Getting a job isn't the same in North Korea as in almost all other countries. Here is how Mina Yoon, a North Korean who was able to escape from North Korea, describes it
Basically, people in North Korea do not have the freedom to choose their occupations. Once you’re assigned a job from the government, it is your lifelong job. The reason the government assigns jobs is very simple: As part of strict control over all kinds of resources under its collectivism system, the government researches how many people are needed in each industry and location, and assigns people accordingly. The idea of employment in North Korea is therefore very different than in other countries. In North Korea, a job does not mean anything except where you go to work following the government order. That is why North Korean students do not have any dreams or aspirations about their future. They already know there’s no way they can make their dreams come true.
Read the rest here
When I was a kid, I went to a kindergarten exclusively for children of military executives. The teachers there made sure that when anyone asked me about my dreams, I would answer: “I will study hard and be a medical doctor when I grow up. My dream is to make North Korean people healthy and well, and bring joy to Gen. Kim Il Sung.” Memorizing those sentences, I held on to a feeble dream that I was meant to be a doctor when I grew up. Later, after I graduated from that kindergarten I realized that even that planted answer was government propaganda.

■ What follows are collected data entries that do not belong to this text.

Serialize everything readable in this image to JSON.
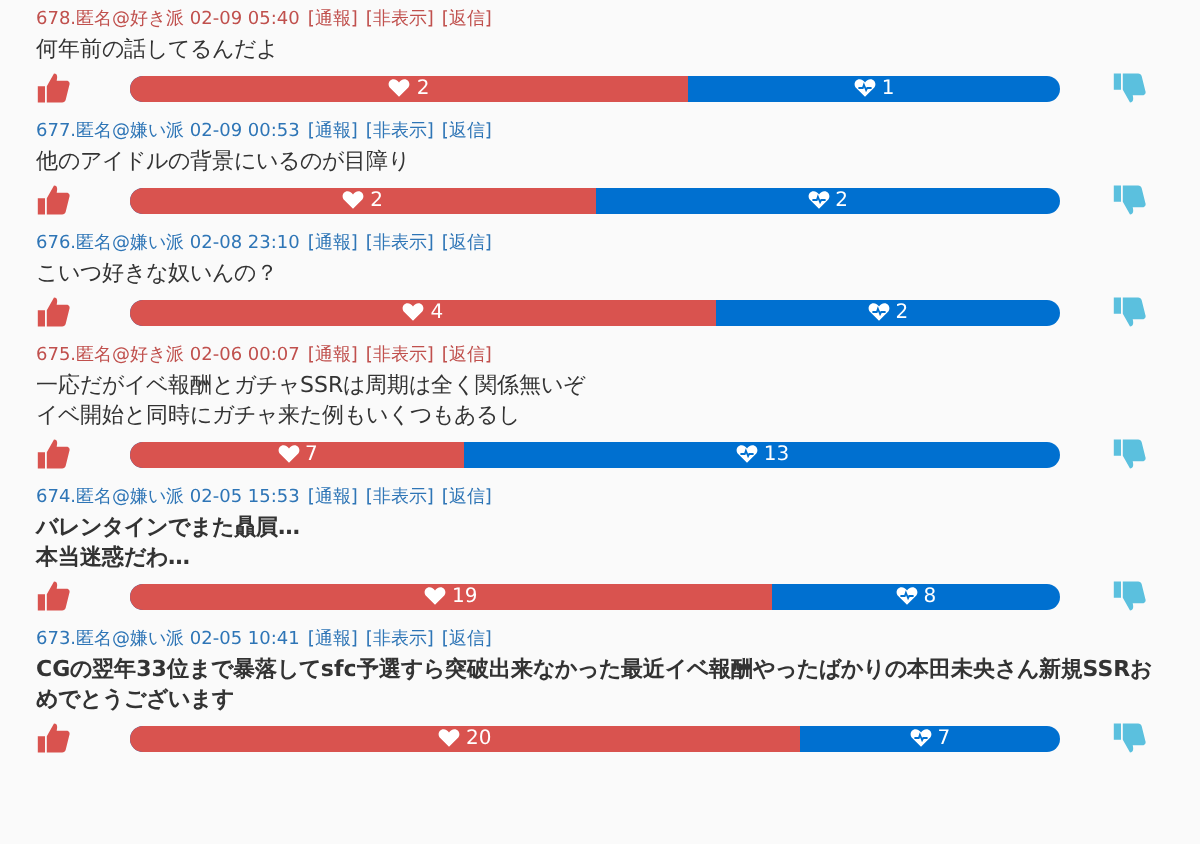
{
  "posts": [
    {
      "author": "678.匿名@好き派 02-09 05:40",
      "color": "#c0504d",
      "links": [
        "[通報]",
        "[非表示]",
        "[返信]"
      ],
      "lines": [
        "何年前の話してるんだよ"
      ],
      "bold": false,
      "likes": "2",
      "dislikes": "1",
      "level": 0.6
    },
    {
      "author": "677.匿名@嫌い派 02-09 00:53",
      "color": "#2e75b6",
      "links": [
        "[通報]",
        "[非表示]",
        "[返信]"
      ],
      "lines": [
        "他のアイドルの背景にいるのが目障り"
      ],
      "bold": false,
      "likes": "2",
      "dislikes": "2",
      "level": 0.5
    },
    {
      "author": "676.匿名@嫌い派 02-08 23:10",
      "color": "#2e75b6",
      "links": [
        "[通報]",
        "[非表示]",
        "[返信]"
      ],
      "lines": [
        "こいつ好きな奴いんの？"
      ],
      "bold": false,
      "likes": "4",
      "dislikes": "2",
      "level": 0.63
    },
    {
      "author": "675.匿名@好き派 02-06 00:07",
      "color": "#c0504d",
      "links": [
        "[通報]",
        "[非表示]",
        "[返信]"
      ],
      "lines": [
        "一応だがイベ報酬とガチャSSRは周期は全く関係無いぞ",
        "イベ開始と同時にガチャ来た例もいくつもあるし"
      ],
      "bold": false,
      "likes": "7",
      "dislikes": "13",
      "level": 0.36
    },
    {
      "author": "674.匿名@嫌い派 02-05 15:53",
      "color": "#2e75b6",
      "links": [
        "[通報]",
        "[非表示]",
        "[返信]"
      ],
      "lines": [
        "バレンタインでまた贔屓…",
        "本当迷惑だわ…"
      ],
      "bold": true,
      "likes": "19",
      "dislikes": "8",
      "level": 0.69
    },
    {
      "author": "673.匿名@嫌い派 02-05 10:41",
      "color": "#2e75b6",
      "links": [
        "[通報]",
        "[非表示]",
        "[返信]"
      ],
      "lines": [
        "CGの翌年33位まで暴落してsfc予選すら突破出来なかった最近イベ報酬やったばかりの本田未央さん新規SSRおめでとうございます"
      ],
      "bold": true,
      "likes": "20",
      "dislikes": "7",
      "level": 0.72
    }
  ]
}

In reality, most kids in North Korea cannot even think about their future. They really don’t have to, because the government makes choices on their behalf. Parents also do not bother worrying about their children’s future because they already know that what they want for their children will not make any difference. Upon graduation from high school, students fill out a form listing their top three career choices, but everyone knows it is nothing more than a formality. The government assigns the graduates with any jobs they think proper or necessary, and what the students want is not at all taken into account.